I see it can be used to define and run workflows. But for reproducibility on top of the execution of operations on data, I'm wondering if there's any way to version the underlying data?

Or would you typically use this -in addition- to a tool like dvc? I've used dvc a bit and while it's quite good for data versioning, I find the workflow aspect is clunky.

The way a workflow like Snakemake can help here is generally by letting the filenames pretty much describe how each particular output was created, meaning data outputs can act as immutable in a sense.

What I mean is that rather than create a new version of a file, if you run the same analysis with different sets of parameters, it should generate a new file with a different name rather than a new version of the old one. This also helps comparing differences between output from different parameters etc.

That said, there are workflow platforms which support data versioning, such as Pachyderm (https://pachyderm.com), but it is a bit more heavyweight as it runs on top of Kubernetes.
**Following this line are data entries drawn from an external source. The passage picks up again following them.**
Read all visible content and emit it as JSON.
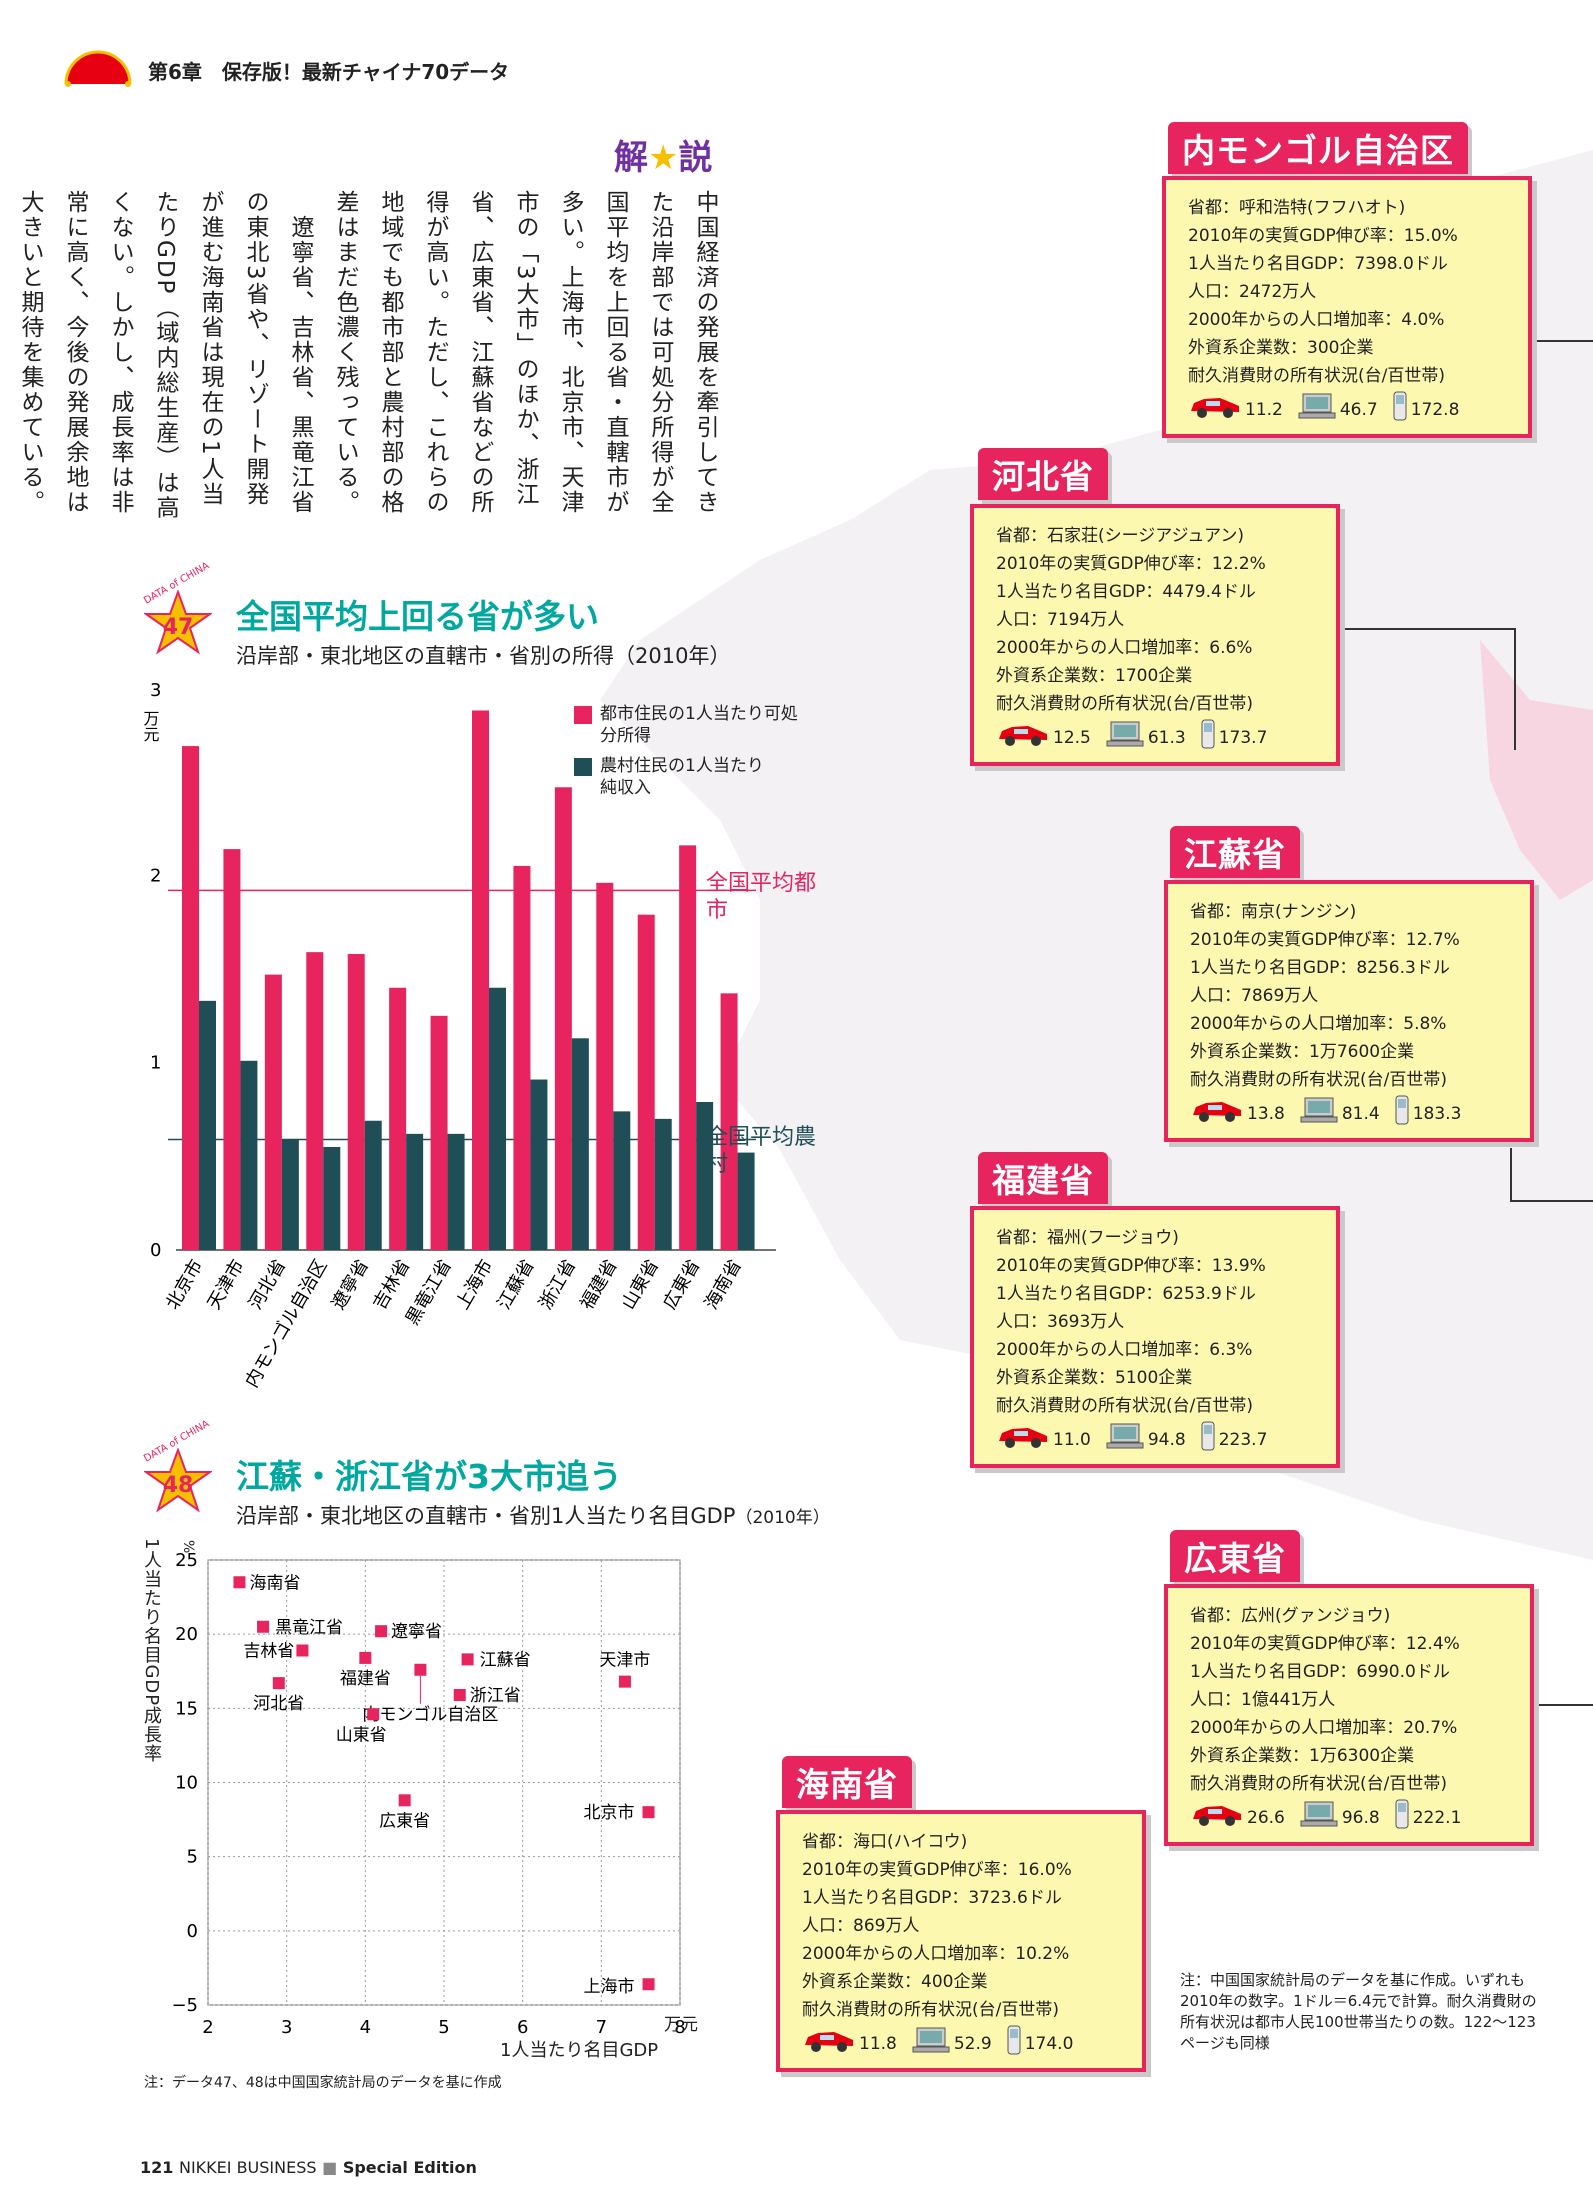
{
  "header": {
    "text": "第6章　保存版！最新チャイナ70データ"
  },
  "footer": {
    "page": "121",
    "publication": "NIKKEI BUSINESS",
    "edition": "Special Edition"
  },
  "commentary": {
    "title_left": "解",
    "title_right": "説",
    "body": "中国経済の発展を牽引してきた沿岸部では可処分所得が全国平均を上回る省・直轄市が多い。上海市、北京市、天津市の「3大市」のほか、浙江省、広東省、江蘇省などの所得が高い。ただし、これらの地域でも都市部と農村部の格差はまだ色濃く残っている。\n　遼寧省、吉林省、黒竜江省の東北3省や、リゾート開発が進む海南省は現在の1人当たりGDP（域内総生産）は高くない。しかし、成長率は非常に高く、今後の発展余地は大きいと期待を集めている。"
  },
  "chart47": {
    "badge_text": "DATA of CHINA",
    "number": "47",
    "title": "全国平均上回る省が多い",
    "subtitle": "沿岸部・東北地区の直轄市・省別の所得（2010年）",
    "unit": "万元",
    "legend_urban": "都市住民の1人当たり可処分所得",
    "legend_rural": "農村住民の1人当たり純収入",
    "avg_urban_label": "全国平均都市",
    "avg_rural_label": "全国平均農村"
  },
  "chart48": {
    "badge_text": "DATA of CHINA",
    "number": "48",
    "title": "江蘇・浙江省が3大市追う",
    "subtitle": "沿岸部・東北地区の直轄市・省別1人当たり名目GDP",
    "subtitle_year": "（2010年）",
    "ylabel": "1人当たり名目GDP成長率",
    "xlabel": "1人当たり名目GDP",
    "x_unit": "万元",
    "y_unit": "%"
  },
  "chart_data": [
    {
      "type": "bar",
      "categories": [
        "北京市",
        "天津市",
        "河北省",
        "内モンゴル自治区",
        "遼寧省",
        "吉林省",
        "黒竜江省",
        "上海市",
        "江蘇省",
        "浙江省",
        "福建省",
        "山東省",
        "広東省",
        "海南省"
      ],
      "series": [
        {
          "name": "都市住民の1人当たり可処分所得",
          "values": [
            2.69,
            2.14,
            1.47,
            1.59,
            1.58,
            1.4,
            1.25,
            2.88,
            2.05,
            2.47,
            1.96,
            1.79,
            2.16,
            1.37
          ],
          "color": "#e8245e"
        },
        {
          "name": "農村住民の1人当たり純収入",
          "values": [
            1.33,
            1.01,
            0.59,
            0.55,
            0.69,
            0.62,
            0.62,
            1.4,
            0.91,
            1.13,
            0.74,
            0.7,
            0.79,
            0.52
          ],
          "color": "#1f4e57"
        }
      ],
      "reference_lines": [
        {
          "label": "全国平均都市",
          "value": 1.92,
          "color": "#e8245e"
        },
        {
          "label": "全国平均農村",
          "value": 0.59,
          "color": "#1f4e57"
        }
      ],
      "ylim": [
        0,
        3
      ],
      "yticks": [
        "0",
        "1",
        "2",
        "3"
      ],
      "ylabel": "万元"
    },
    {
      "type": "scatter",
      "points": [
        {
          "label": "海南省",
          "x": 2.4,
          "y": 23.5
        },
        {
          "label": "黒竜江省",
          "x": 2.7,
          "y": 20.5
        },
        {
          "label": "吉林省",
          "x": 3.2,
          "y": 18.9
        },
        {
          "label": "遼寧省",
          "x": 4.2,
          "y": 20.2
        },
        {
          "label": "福建省",
          "x": 4.0,
          "y": 18.4
        },
        {
          "label": "江蘇省",
          "x": 5.3,
          "y": 18.3
        },
        {
          "label": "天津市",
          "x": 7.3,
          "y": 16.8
        },
        {
          "label": "河北省",
          "x": 2.9,
          "y": 16.7
        },
        {
          "label": "内モンゴル自治区",
          "x": 4.7,
          "y": 17.6
        },
        {
          "label": "浙江省",
          "x": 5.2,
          "y": 15.9
        },
        {
          "label": "山東省",
          "x": 4.1,
          "y": 14.6
        },
        {
          "label": "広東省",
          "x": 4.5,
          "y": 8.8
        },
        {
          "label": "北京市",
          "x": 7.6,
          "y": 8.0
        },
        {
          "label": "上海市",
          "x": 7.6,
          "y": -3.6
        }
      ],
      "xlim": [
        2,
        8
      ],
      "ylim": [
        -5,
        25
      ],
      "xticks": [
        "2",
        "3",
        "4",
        "5",
        "6",
        "7",
        "8"
      ],
      "yticks": [
        "−5",
        "0",
        "5",
        "10",
        "15",
        "20",
        "25"
      ],
      "xlabel": "1人当たり名目GDP",
      "ylabel": "1人当たり名目GDP成長率",
      "grid": true
    }
  ],
  "labels": {
    "capital": "省都：",
    "gdp_growth": "2010年の実質GDP伸び率：",
    "gdp_per_capita": "1人当たり名目GDP：",
    "population": "人口：",
    "pop_growth": "2000年からの人口増加率：",
    "foreign": "外資系企業数：",
    "ownership": "耐久消費財の所有状況(台/百世帯)"
  },
  "provinces": [
    {
      "name": "内モンゴル自治区",
      "capital": "呼和浩特(フフハオト)",
      "gdp_growth": "15.0%",
      "gdp_per_capita": "7398.0ドル",
      "population": "2472万人",
      "pop_growth": "4.0%",
      "foreign": "300企業",
      "car": "11.2",
      "pc": "46.7",
      "phone": "172.8"
    },
    {
      "name": "河北省",
      "capital": "石家荘(シージアジュアン)",
      "gdp_growth": "12.2%",
      "gdp_per_capita": "4479.4ドル",
      "population": "7194万人",
      "pop_growth": "6.6%",
      "foreign": "1700企業",
      "car": "12.5",
      "pc": "61.3",
      "phone": "173.7"
    },
    {
      "name": "江蘇省",
      "capital": "南京(ナンジン)",
      "gdp_growth": "12.7%",
      "gdp_per_capita": "8256.3ドル",
      "population": "7869万人",
      "pop_growth": "5.8%",
      "foreign": "1万7600企業",
      "car": "13.8",
      "pc": "81.4",
      "phone": "183.3"
    },
    {
      "name": "福建省",
      "capital": "福州(フージョウ)",
      "gdp_growth": "13.9%",
      "gdp_per_capita": "6253.9ドル",
      "population": "3693万人",
      "pop_growth": "6.3%",
      "foreign": "5100企業",
      "car": "11.0",
      "pc": "94.8",
      "phone": "223.7"
    },
    {
      "name": "広東省",
      "capital": "広州(グァンジョウ)",
      "gdp_growth": "12.4%",
      "gdp_per_capita": "6990.0ドル",
      "population": "1億441万人",
      "pop_growth": "20.7%",
      "foreign": "1万6300企業",
      "car": "26.6",
      "pc": "96.8",
      "phone": "222.1"
    },
    {
      "name": "海南省",
      "capital": "海口(ハイコウ)",
      "gdp_growth": "16.0%",
      "gdp_per_capita": "3723.6ドル",
      "population": "869万人",
      "pop_growth": "10.2%",
      "foreign": "400企業",
      "car": "11.8",
      "pc": "52.9",
      "phone": "174.0"
    }
  ],
  "notes": {
    "chart_note": "注：データ47、48は中国国家統計局のデータを基に作成",
    "card_note": "注：中国国家統計局のデータを基に作成。いずれも2010年の数字。1ドル＝6.4元で計算。耐久消費財の所有状況は都市人民100世帯当たりの数。122〜123ページも同様"
  },
  "colors": {
    "accent_pink": "#e8245e",
    "rural_teal": "#1f4e57",
    "title_teal": "#00a8a0",
    "card_bg": "#fdf8b0",
    "kaisetsu_purple": "#7030a0"
  },
  "icons": [
    "car-icon",
    "computer-icon",
    "mobile-phone-icon",
    "star-badge-icon",
    "fan-logo-icon"
  ]
}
The reliance on filenames to define (parametric) dependencies was among the reasons I later adopted nextflow. The model fit the type of computation dependencies better for my case. In the mean time snakemake grew and many DAG that were hard to describe back then are now expressed directly with snakemake primitives

jlduan · 3 years ago

I am very fond of https://zenodo.org, especially for small datasets for scientific publications.
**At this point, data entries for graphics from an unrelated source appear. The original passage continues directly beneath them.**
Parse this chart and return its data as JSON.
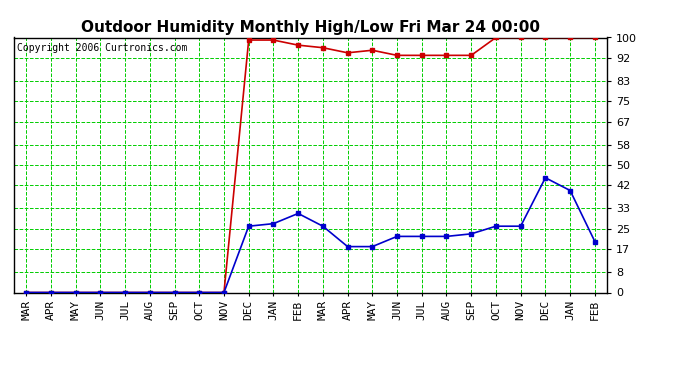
{
  "title": "Outdoor Humidity Monthly High/Low Fri Mar 24 00:00",
  "copyright": "Copyright 2006 Curtronics.com",
  "x_labels": [
    "MAR",
    "APR",
    "MAY",
    "JUN",
    "JUL",
    "AUG",
    "SEP",
    "OCT",
    "NOV",
    "DEC",
    "JAN",
    "FEB",
    "MAR",
    "APR",
    "MAY",
    "JUN",
    "JUL",
    "AUG",
    "SEP",
    "OCT",
    "NOV",
    "DEC",
    "JAN",
    "FEB"
  ],
  "high_values": [
    0,
    0,
    0,
    0,
    0,
    0,
    0,
    0,
    0,
    99,
    99,
    97,
    96,
    94,
    95,
    93,
    93,
    93,
    93,
    100,
    100,
    100,
    100,
    100
  ],
  "low_values": [
    0,
    0,
    0,
    0,
    0,
    0,
    0,
    0,
    0,
    26,
    27,
    31,
    26,
    18,
    18,
    22,
    22,
    22,
    23,
    26,
    26,
    45,
    40,
    20
  ],
  "yticks": [
    0,
    8,
    17,
    25,
    33,
    42,
    50,
    58,
    67,
    75,
    83,
    92,
    100
  ],
  "ylim": [
    0,
    100
  ],
  "bg_color": "#ffffff",
  "plot_bg_color": "#ffffff",
  "grid_color": "#00cc00",
  "high_color": "#cc0000",
  "low_color": "#0000cc",
  "marker": "s",
  "marker_size": 3,
  "title_fontsize": 11,
  "tick_fontsize": 8,
  "copyright_fontsize": 7
}
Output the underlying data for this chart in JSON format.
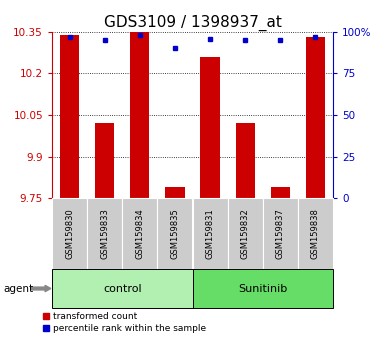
{
  "title": "GDS3109 / 1398937_at",
  "samples": [
    "GSM159830",
    "GSM159833",
    "GSM159834",
    "GSM159835",
    "GSM159831",
    "GSM159832",
    "GSM159837",
    "GSM159838"
  ],
  "groups": [
    "control",
    "control",
    "control",
    "control",
    "Sunitinib",
    "Sunitinib",
    "Sunitinib",
    "Sunitinib"
  ],
  "red_values": [
    10.34,
    10.02,
    10.35,
    9.79,
    10.26,
    10.02,
    9.79,
    10.33
  ],
  "blue_values": [
    97,
    95,
    98,
    90,
    96,
    95,
    95,
    97
  ],
  "ylim_left": [
    9.75,
    10.35
  ],
  "ylim_right": [
    0,
    100
  ],
  "yticks_left": [
    9.75,
    9.9,
    10.05,
    10.2,
    10.35
  ],
  "yticks_right": [
    0,
    25,
    50,
    75,
    100
  ],
  "ytick_labels_left": [
    "9.75",
    "9.9",
    "10.05",
    "10.2",
    "10.35"
  ],
  "ytick_labels_right": [
    "0",
    "25",
    "50",
    "75",
    "100%"
  ],
  "group_colors": {
    "control": "#b2f0b2",
    "Sunitinib": "#66dd66"
  },
  "bar_color": "#cc0000",
  "dot_color": "#0000cc",
  "sample_box_color": "#cccccc",
  "title_fontsize": 11,
  "background_color": "#ffffff",
  "left_axis_color": "#cc0000",
  "right_axis_color": "#0000cc",
  "agent_arrow_color": "#888888"
}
There is indeed an old issue asking whether they could return a provenance graph using the prov ontology in JSON format https://github.com/snakemake/snakemake/issues/2077 I think it's a good task to work on if you like to contribute

samesense · 3 years ago

I use snakemake along with dvc. It detects changes in files, and reruns steps to produce downstream files as needed.

troymc · 3 years ago

Pachyderm has data versioning / data version control built-in. I guess other tools do too.

Protostome · 3 years ago

This is a fantastic project. It's crucial to note that Snakemake is an extension of Python, meaning you can directly incorporate Python code into your makefiles.

In our team, we utilize Snakemake along with Singularity. The key operations, such as model training and inference that aren't straightforward shell commands, are compartmentalized using containers. Snakemake significantly simplifies the process of integrating these various modules.